My expression twists in warning. Dangerous territory, Poll.

“I know you had to when your father died,” she says, stretching out her arm, her hand covering mine. “I don’t know what I would’ve done without you. But I’m here now. I’m okay. When those little toe rags cause you any pain, just flick them back my way.”

“It’s become habit now,” I say, staring down into the foam in my cup.

“And they know it. Honestly, I’m sure half the time they’re just trying to you’re your life difficult. Taking the piss. Especially Lavender.” My head jerks up at Polly’s language. She rarely swears. “She just feels like she needs to be seen. If you take a step back, perhaps,” she suggests softly. “I might be able to make some headway with her. And if you did that, you might have more time for Mimi.”

“Stop,” I say softly. “We tried, and it didn’t work out.”

“It’s just so not like you,” she says, frowning. “You never give up.”

“I didn’t give up.

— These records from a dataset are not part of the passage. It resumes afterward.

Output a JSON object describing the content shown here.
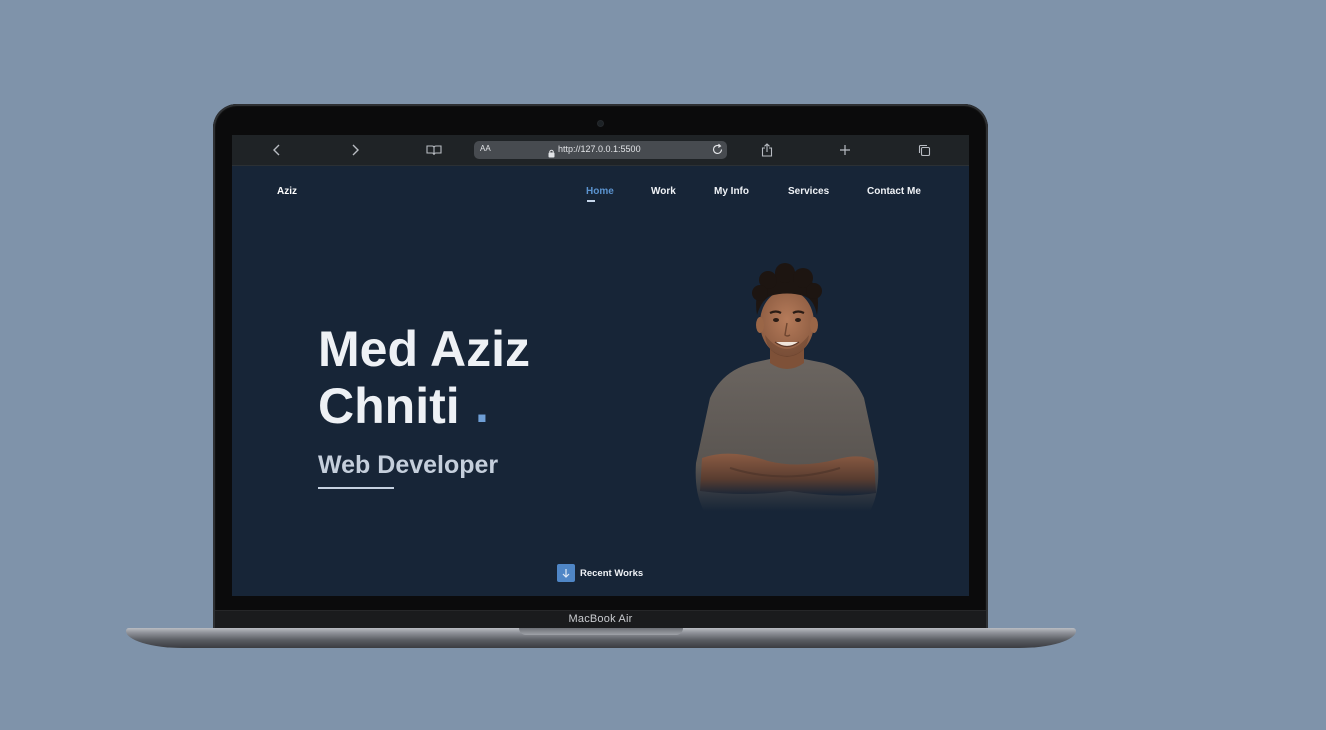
{
  "device": {
    "model_label": "MacBook Air"
  },
  "browser": {
    "url": "http://127.0.0.1:5500",
    "reader_label": "AA",
    "icons": [
      "back-icon",
      "forward-icon",
      "reader-book-icon",
      "lock-icon",
      "reload-icon",
      "share-icon",
      "new-tab-icon",
      "tabs-icon"
    ]
  },
  "site": {
    "brand": "Aziz",
    "nav": [
      {
        "label": "Home",
        "active": true
      },
      {
        "label": "Work",
        "active": false
      },
      {
        "label": "My Info",
        "active": false
      },
      {
        "label": "Services",
        "active": false
      },
      {
        "label": "Contact Me",
        "active": false
      }
    ],
    "hero": {
      "name_line1": "Med Aziz",
      "name_line2": "Chniti",
      "dot": ".",
      "role": "Web Developer"
    },
    "cta": {
      "label": "Recent Works",
      "icon": "arrow-down-icon"
    },
    "colors": {
      "background": "#172537",
      "accent": "#5b93cf"
    }
  }
}
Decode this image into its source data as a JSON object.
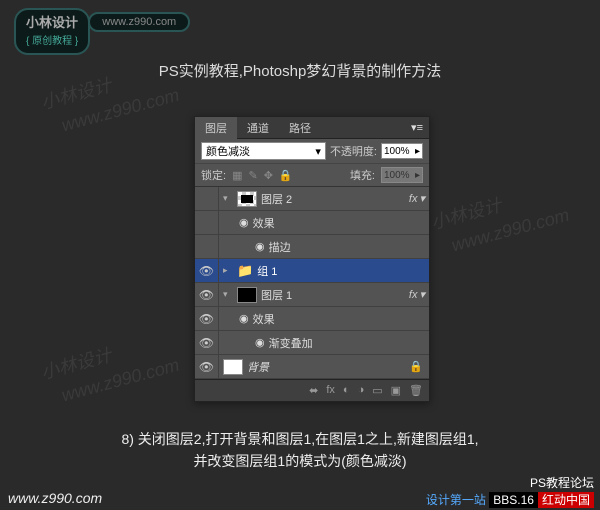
{
  "header": {
    "logo_main": "小林",
    "logo_sub_cn": "设计",
    "logo_tag": "{ 原创教程 }",
    "url": "www.z990.com"
  },
  "title": "PS实例教程,Photoshp梦幻背景的制作方法",
  "panel": {
    "tabs": {
      "t0": "图层",
      "t1": "通道",
      "t2": "路径"
    },
    "blend_mode": "颜色减淡",
    "opacity_label": "不透明度:",
    "opacity_value": "100%",
    "lock_label": "锁定:",
    "fill_label": "填充:",
    "fill_value": "100%"
  },
  "layers": {
    "l0": {
      "name": "图层 2"
    },
    "l0fx": {
      "name": "效果"
    },
    "l0fx1": {
      "name": "描边"
    },
    "l1": {
      "name": "组 1"
    },
    "l2": {
      "name": "图层 1"
    },
    "l2fx": {
      "name": "效果"
    },
    "l2fx1": {
      "name": "渐变叠加"
    },
    "l3": {
      "name": "背景"
    }
  },
  "caption": {
    "line1": "8) 关闭图层2,打开背景和图层1,在图层1之上,新建图层组1,",
    "line2": "并改变图层组1的模式为(颜色减淡)"
  },
  "footer": {
    "left": "www.z990.com",
    "right_title": "PS教程论坛",
    "right_sub": "设计第一站",
    "bbs": "BBS.",
    "num": "16",
    "red": "红动中国"
  },
  "watermarks": [
    "小林设计",
    "www.z990.com"
  ]
}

I got involved with a woman who wouldn’t let me in.”

“At first, maybe.”

“You don’t know what you’re talking about, Mum. She’s not the person you think she is.”

“She’s not the person you think she is, either,” she retorts sharply. “Take off your blinders. See this for what it really is.”

“And what’s that?” I say, pressing my fist into my hip.

“She didn’t have a death wish, Leif. When the tests came back, the advice from the cardiologist was that she should consider having an ICD fitted. Not that she had to, that death was imminent.”

“If that had happened to me, you would’ve sat on me—kept me in one place until I gave in and said yes to the thing.”

“But that’s what her parents have done her whole life. She’s lived in fear—their fear. And then just think, she couldn’t put their fear down because of the weight heaped on top of it. Not only was she facing her own mortality, but this device, this ICD, would keep her alive, but not without complications, physical and otherwise. Think of the emotional consequences alone.”